Concurrent Review RN - Health Plan

Location: Phoenix, AZ
Date Posted: 02-01-2018
Concurrent Review Nurse (RN) - Managed Care
Phoenix, AZ (centrally located near the Biltmore area)
Your Job Summary:
As a Concurrent Review Nurse you will utilize your clinical skills to review and monitor members’ utilization of health care services with the goal of maintaining high quality cost-effective care for health plan members that are hospitalized in acute, skilled and long term care settings.  You will telephonically review inpatient and outpatient treatments and assist with the coordination of discharge planning needs. You will obtain the information necessary to assess a member's clinical condition, identify ongoing clinical care needs and ensure that members receive services in the most optimal setting to effectively meet their needs.  The Concurrent Review Nurse will evaluate the options and services required to meet the member’s health needs, in support and collaboration with disease management interventions.  The nurse will perform prospective, concurrent & retrospective review of inpatient, outpatient, ambulatory & ancillary services requiring clinical review including all levels of appeal requests.
Your Reward:
Work with an exceptional organization focused exclusively on promoting the health care and quality of life for its members.  The forward-looking health plan has a demonstrated passion for finding innovative ways to enhance member’s ability to manage their own health.
Your Background
Current, valid, and unrestricted state Registered Nurse (R.N.) license.

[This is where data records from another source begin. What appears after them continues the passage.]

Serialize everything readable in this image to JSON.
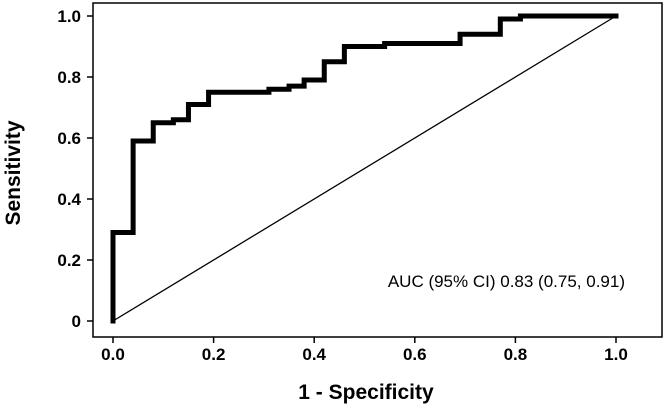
{
  "chart_data": {
    "type": "line",
    "title": "",
    "xlabel": "1 - Specificity",
    "ylabel": "Sensitivity",
    "xlim": [
      0,
      1
    ],
    "ylim": [
      0,
      1
    ],
    "x_ticks": [
      "0.0",
      "0.2",
      "0.4",
      "0.6",
      "0.8",
      "1.0"
    ],
    "y_ticks": [
      "0",
      "0.2",
      "0.4",
      "0.6",
      "0.8",
      "1.0"
    ],
    "grid": false,
    "annotation": "AUC (95% CI) 0.83 (0.75, 0.91)",
    "series": [
      {
        "role": "roc-curve",
        "line_style": "thick-step",
        "color": "#000000",
        "x": [
          0.0,
          0.0,
          0.04,
          0.04,
          0.08,
          0.08,
          0.12,
          0.12,
          0.15,
          0.15,
          0.19,
          0.19,
          0.31,
          0.31,
          0.35,
          0.35,
          0.38,
          0.38,
          0.42,
          0.42,
          0.46,
          0.46,
          0.54,
          0.54,
          0.69,
          0.69,
          0.77,
          0.77,
          0.81,
          0.81,
          1.0
        ],
        "y": [
          0.0,
          0.29,
          0.29,
          0.59,
          0.59,
          0.65,
          0.65,
          0.66,
          0.66,
          0.71,
          0.71,
          0.75,
          0.75,
          0.76,
          0.76,
          0.77,
          0.77,
          0.79,
          0.79,
          0.85,
          0.85,
          0.9,
          0.9,
          0.91,
          0.91,
          0.94,
          0.94,
          0.99,
          0.99,
          1.0,
          1.0
        ]
      },
      {
        "role": "reference-line",
        "line_style": "thin",
        "color": "#000000",
        "x": [
          0.0,
          1.0
        ],
        "y": [
          0.0,
          1.0
        ]
      }
    ]
  }
}
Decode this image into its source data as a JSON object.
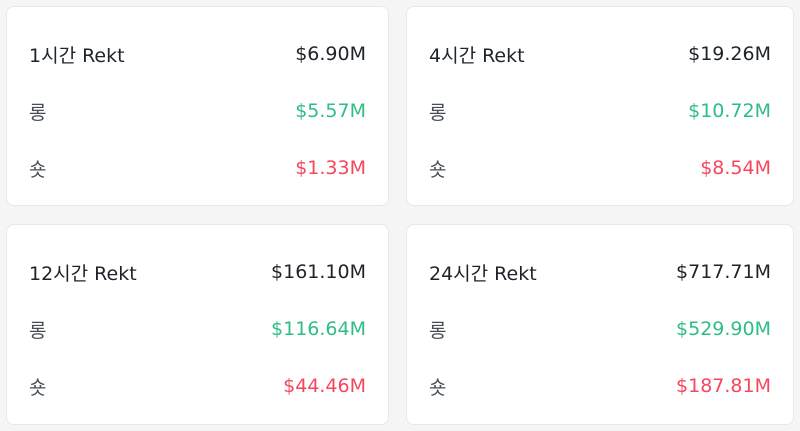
{
  "colors": {
    "long": "#2ebd85",
    "short": "#f6465d",
    "text": "#1e2329"
  },
  "cards": [
    {
      "title": "1시간 Rekt",
      "total": "$6.90M",
      "long_label": "롱",
      "long_value": "$5.57M",
      "short_label": "숏",
      "short_value": "$1.33M"
    },
    {
      "title": "4시간 Rekt",
      "total": "$19.26M",
      "long_label": "롱",
      "long_value": "$10.72M",
      "short_label": "숏",
      "short_value": "$8.54M"
    },
    {
      "title": "12시간 Rekt",
      "total": "$161.10M",
      "long_label": "롱",
      "long_value": "$116.64M",
      "short_label": "숏",
      "short_value": "$44.46M"
    },
    {
      "title": "24시간 Rekt",
      "total": "$717.71M",
      "long_label": "롱",
      "long_value": "$529.90M",
      "short_label": "숏",
      "short_value": "$187.81M"
    }
  ]
}
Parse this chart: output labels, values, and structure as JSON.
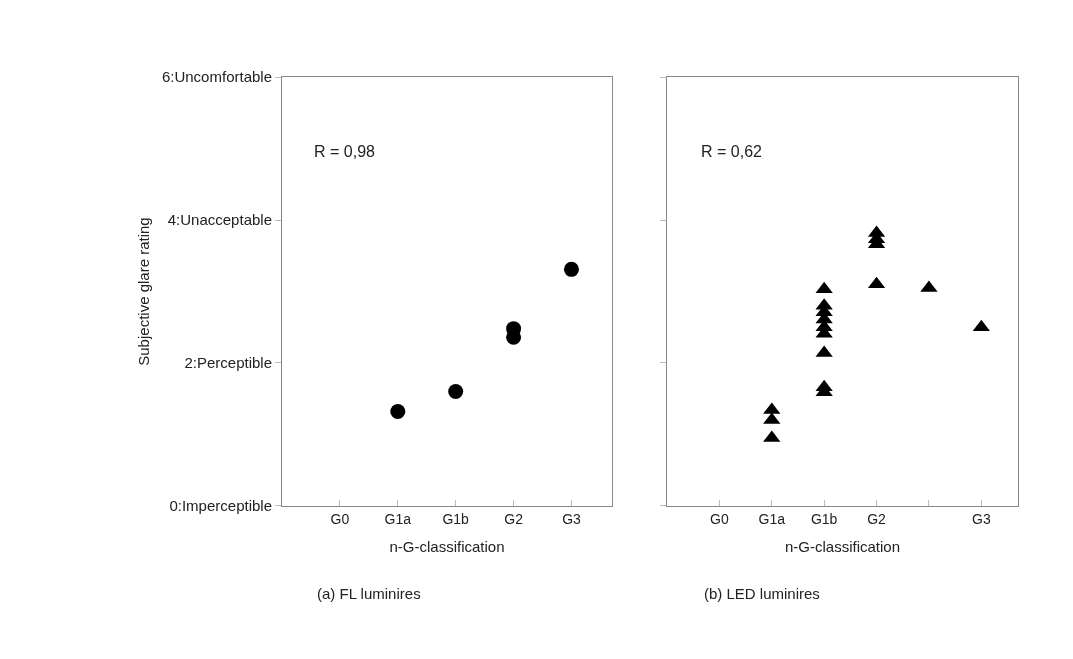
{
  "chart_data": [
    {
      "type": "scatter",
      "title": "(a) FL luminires",
      "xlabel": "n-G-classification",
      "ylabel": "Subjective glare rating",
      "annotations": [
        "R = 0,98"
      ],
      "marker": "circle",
      "categories": [
        "G0",
        "G1a",
        "G1b",
        "G2",
        "G3"
      ],
      "ylim": [
        0,
        6
      ],
      "yticks": [
        {
          "value": 0,
          "label": "0:Imperceptible"
        },
        {
          "value": 2,
          "label": "2:Perceptible"
        },
        {
          "value": 4,
          "label": "4:Unacceptable"
        },
        {
          "value": 6,
          "label": "6:Uncomfortable"
        }
      ],
      "series": [
        {
          "color": "#000000",
          "values": [
            null,
            1.32,
            1.6,
            2.48,
            3.31
          ]
        },
        {
          "color": "#000000",
          "values": [
            null,
            null,
            null,
            2.36,
            null
          ]
        }
      ]
    },
    {
      "type": "scatter",
      "title": "(b) LED luminires",
      "xlabel": "n-G-classification",
      "annotations": [
        "R = 0,62"
      ],
      "marker": "triangle",
      "tick_labels": "x",
      "categories": [
        "G0",
        "G1a",
        "G1b",
        "G2",
        null,
        "G3"
      ],
      "ylim": [
        0,
        6
      ],
      "yticks": [
        0,
        2,
        4,
        6
      ],
      "series": [
        {
          "color": "#000000",
          "values": [
            null,
            1.34,
            3.03,
            3.82,
            3.05,
            2.5
          ]
        },
        {
          "color": "#000000",
          "values": [
            null,
            1.2,
            2.8,
            3.73,
            null,
            null
          ]
        },
        {
          "color": "#000000",
          "values": [
            null,
            0.95,
            2.71,
            3.66,
            null,
            null
          ]
        },
        {
          "color": "#000000",
          "values": [
            null,
            null,
            2.61,
            3.1,
            null,
            null
          ]
        },
        {
          "color": "#000000",
          "values": [
            null,
            null,
            2.5,
            null,
            null,
            null
          ]
        },
        {
          "color": "#000000",
          "values": [
            null,
            null,
            2.41,
            null,
            null,
            null
          ]
        },
        {
          "color": "#000000",
          "values": [
            null,
            null,
            2.14,
            null,
            null,
            null
          ]
        },
        {
          "color": "#000000",
          "values": [
            null,
            null,
            1.66,
            null,
            null,
            null
          ]
        },
        {
          "color": "#000000",
          "values": [
            null,
            null,
            1.59,
            null,
            null,
            null
          ]
        }
      ]
    }
  ]
}
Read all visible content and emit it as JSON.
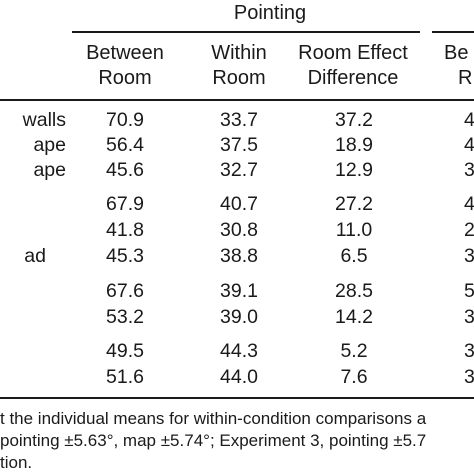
{
  "table": {
    "group_header": "Pointing",
    "columns": [
      {
        "line1": "Between",
        "line2": "Room"
      },
      {
        "line1": "Within",
        "line2": "Room"
      },
      {
        "line1": "Room Effect",
        "line2": "Difference"
      },
      {
        "line1": "Be",
        "line2": "R"
      }
    ],
    "row_labels": [
      "walls",
      "ape",
      "ape",
      "",
      "",
      "ad",
      "",
      "",
      "",
      ""
    ],
    "rows": [
      [
        "70.9",
        "33.7",
        "37.2",
        "4"
      ],
      [
        "56.4",
        "37.5",
        "18.9",
        "4"
      ],
      [
        "45.6",
        "32.7",
        "12.9",
        "3"
      ],
      [
        "67.9",
        "40.7",
        "27.2",
        "4"
      ],
      [
        "41.8",
        "30.8",
        "11.0",
        "2"
      ],
      [
        "45.3",
        "38.8",
        "6.5",
        "3"
      ],
      [
        "67.6",
        "39.1",
        "28.5",
        "5"
      ],
      [
        "53.2",
        "39.0",
        "14.2",
        "3"
      ],
      [
        "49.5",
        "44.3",
        "5.2",
        "3"
      ],
      [
        "51.6",
        "44.0",
        "7.6",
        "3"
      ]
    ]
  },
  "footnote": {
    "line1": "t the individual means for within-condition comparisons a",
    "line2": "pointing ±5.63°, map ±5.74°; Experiment 3, pointing ±5.7",
    "line3": "tion."
  }
}
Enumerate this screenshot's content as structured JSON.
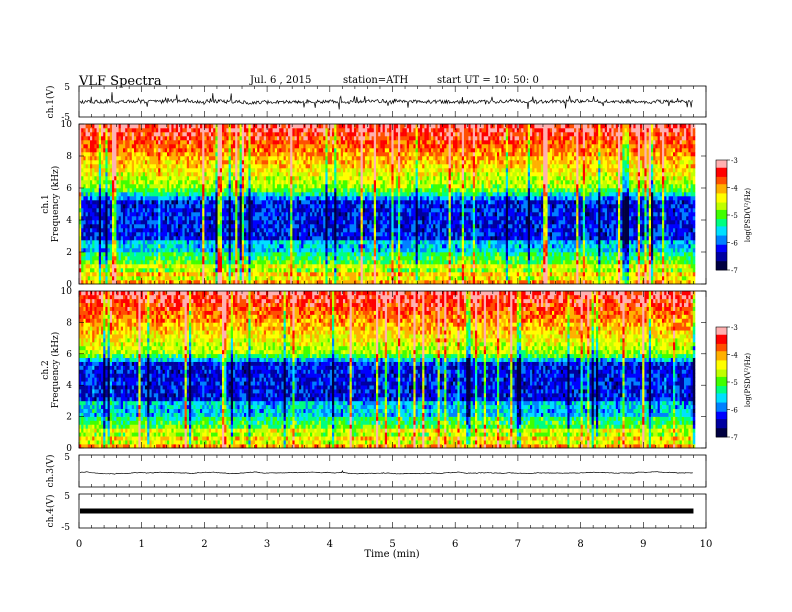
{
  "header": {
    "title": "VLF  Spectra",
    "date": "Jul.  6  ,  2015",
    "station": "station=ATH",
    "start": "start  UT  =   10: 50: 0"
  },
  "chart_data": {
    "type": "heatmap",
    "xlabel": "Time  (min)",
    "xlim": [
      0,
      10
    ],
    "x_ticks": [
      "0",
      "1",
      "2",
      "3",
      "4",
      "5",
      "6",
      "7",
      "8",
      "9",
      "10"
    ],
    "data_end_min": 9.8,
    "panels": [
      {
        "id": "ch1-waveform",
        "type": "line",
        "ylabel": "ch.1(V)",
        "ylim": [
          -5,
          5
        ],
        "y_ticks": [
          "5",
          "-5"
        ],
        "baseline": 0,
        "amplitude": "noisy, mostly within ±1 V with spikes to ±2.5 V"
      },
      {
        "id": "ch1-spectrogram",
        "type": "heatmap",
        "ylabel_channel": "ch.1",
        "ylabel": "Frequency  (kHz)",
        "ylim": [
          0,
          10
        ],
        "y_ticks": [
          "0",
          "2",
          "4",
          "6",
          "8",
          "10"
        ],
        "colorbar": {
          "label": "log(PSD(V²/Hz)",
          "range": [
            -7,
            -3
          ],
          "ticks": [
            "-3",
            "-4",
            "-5",
            "-6",
            "-7"
          ]
        }
      },
      {
        "id": "ch2-spectrogram",
        "type": "heatmap",
        "ylabel_channel": "ch.2",
        "ylabel": "Frequency  (kHz)",
        "ylim": [
          0,
          10
        ],
        "y_ticks": [
          "0",
          "2",
          "4",
          "6",
          "8",
          "10"
        ],
        "colorbar": {
          "label": "log(PSD(V²/Hz)",
          "range": [
            -7,
            -3
          ],
          "ticks": [
            "-3",
            "-4",
            "-5",
            "-6",
            "-7"
          ]
        }
      },
      {
        "id": "ch3-waveform",
        "type": "line",
        "ylabel": "ch.3(V)",
        "ylim": [
          -5,
          5
        ],
        "y_ticks": [
          "5"
        ],
        "baseline": -0.5
      },
      {
        "id": "ch4-waveform",
        "type": "line",
        "ylabel": "ch.4(V)",
        "ylim": [
          -5,
          5
        ],
        "y_ticks": [
          "5",
          "-5"
        ],
        "baseline": 0
      }
    ]
  },
  "colors": {
    "colormap": [
      "#000040",
      "#0000a0",
      "#0000ff",
      "#0080ff",
      "#00e0ff",
      "#00ff80",
      "#40ff00",
      "#c0ff00",
      "#ffff00",
      "#ffb000",
      "#ff5000",
      "#ff0000",
      "#ffb0b0",
      "#ffffff"
    ]
  }
}
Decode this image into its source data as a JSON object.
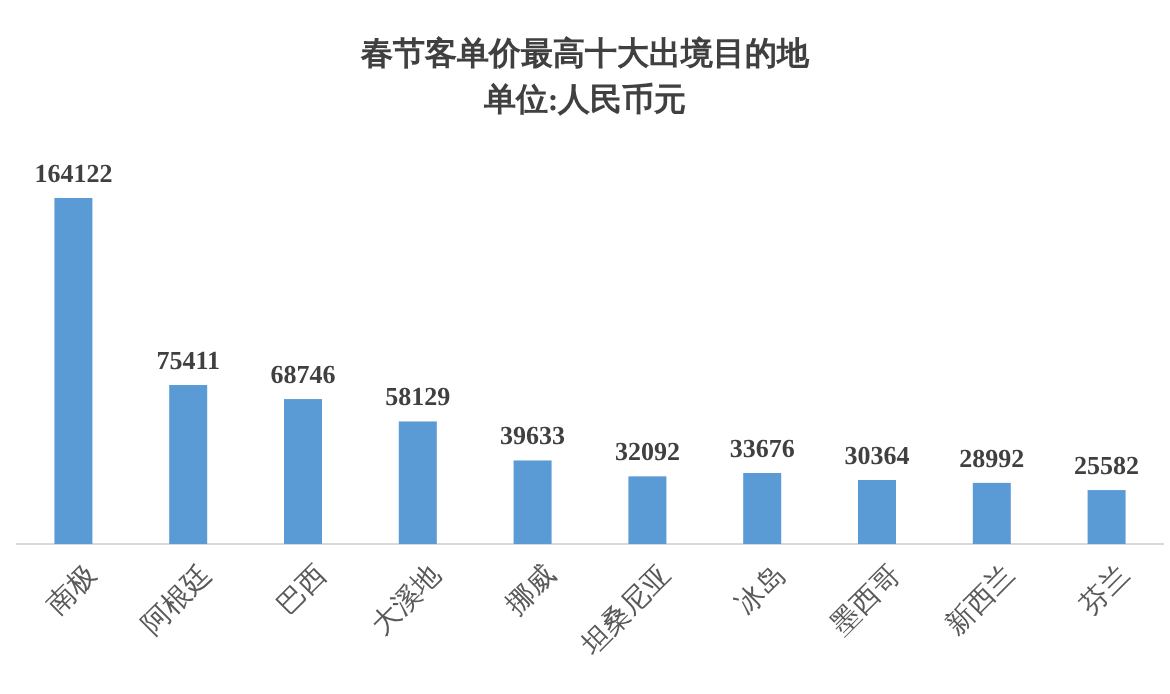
{
  "chart_data": {
    "type": "bar",
    "title": "春节客单价最高十大出境目的地",
    "subtitle": "单位:人民币元",
    "categories": [
      "南极",
      "阿根廷",
      "巴西",
      "大溪地",
      "挪威",
      "坦桑尼亚",
      "冰岛",
      "墨西哥",
      "新西兰",
      "芬兰"
    ],
    "values": [
      164122,
      75411,
      68746,
      58129,
      39633,
      32092,
      33676,
      30364,
      28992,
      25582
    ],
    "color": "#5b9bd5",
    "data_labels": true
  }
}
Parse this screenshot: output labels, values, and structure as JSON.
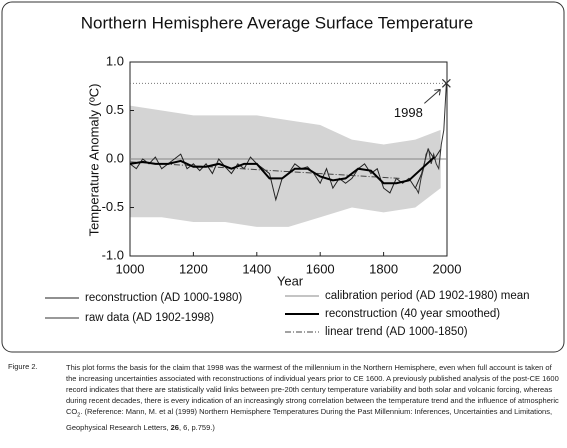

CCM or CPUR/CPUM/CPHM or similar certification is a plus
Roughly 2-4 years acute care clinical nursing experience is required.
Around 1-3 years’ experience in utilization management, concurrent review, or retrospective review at a health plan or other managed care organization (HMO/TPA/IPA/etc).
Must have strong skills in medical assessment / medical record review; knowledge of coding a plus.
Knowledge of guidelines for Medicaid/Medicare and related state programs is required.
Experience using Milliman or InterQual criteria for medical necessity, setting and level of care, and concurrent patient management.
Computer skills to include Microsoft Word, Excel, database use, and basic data entry.
Strong oral and written communication skills; ability to interact within all levels of the organization as well as with external contacts.
Must be able to prioritize, plan, and handle multiple tasks/demands simultaneously.
Your Duties:
Perform concurrent and retrospective reviews on all inpatient, facility and appropriate home health services.  Monitor level and quality of care for members.  Responsible for the proactive management of acutely and chronically ill patients with the objective of improving quality outcomes and decreasing costs.   Assist with establishing initial care plans, assisting in the coordination of care through the health care continuum.  Develop and maintain positive relationships with providers, members and caregivers through collaborative problem solving during telephonic or onsite visits.  Perform Utilization Review pre-authorization, concurrent and retrospective review as needed for inpatient or outpatient services and predetermination reviews.  Collect pertinent documentation and conduct medical services review applying appropriate criteria, including national standardized criteria and local plan rules and guidelines.  Perform discharge planning activities in coordination with facility or provider case manager.  Act as a member/family advocate in coordinating and accessing medical necessity of health care services within the benefit plan.  Consult with Medical Director as appropriate for all requests requiring MD approval or not meeting criteria for approval.  Make referrals as indicated to case management, disease management, or behavioral health.  Maintain open communication flow with internal Disease Review, Complex Case Management, or Social Services staff to facilitate smooth transition and follow-ups as member is transferred from one level of care and/or service to another.   Analyze all requests with the objective of monitoring utilization of services, which includes medical appropriateness and identify potentially high cost, complex cases for high level case management intervention. For short-term cases, conduct a thorough and objective assessment of the member’s current status including physical, psychosocial, environmental, and gather all information pertinent to the case. Develop, implement and monitor a care plan through the interdisciplinary team process in conjunction with the individual.  Collaborate with the Disease Management, Quality Management, and Utilization Management departments in the development of protocols and guidelines designed to standardize care practice and delivery.  Perform other related tasks as assigned by supervisor or manager.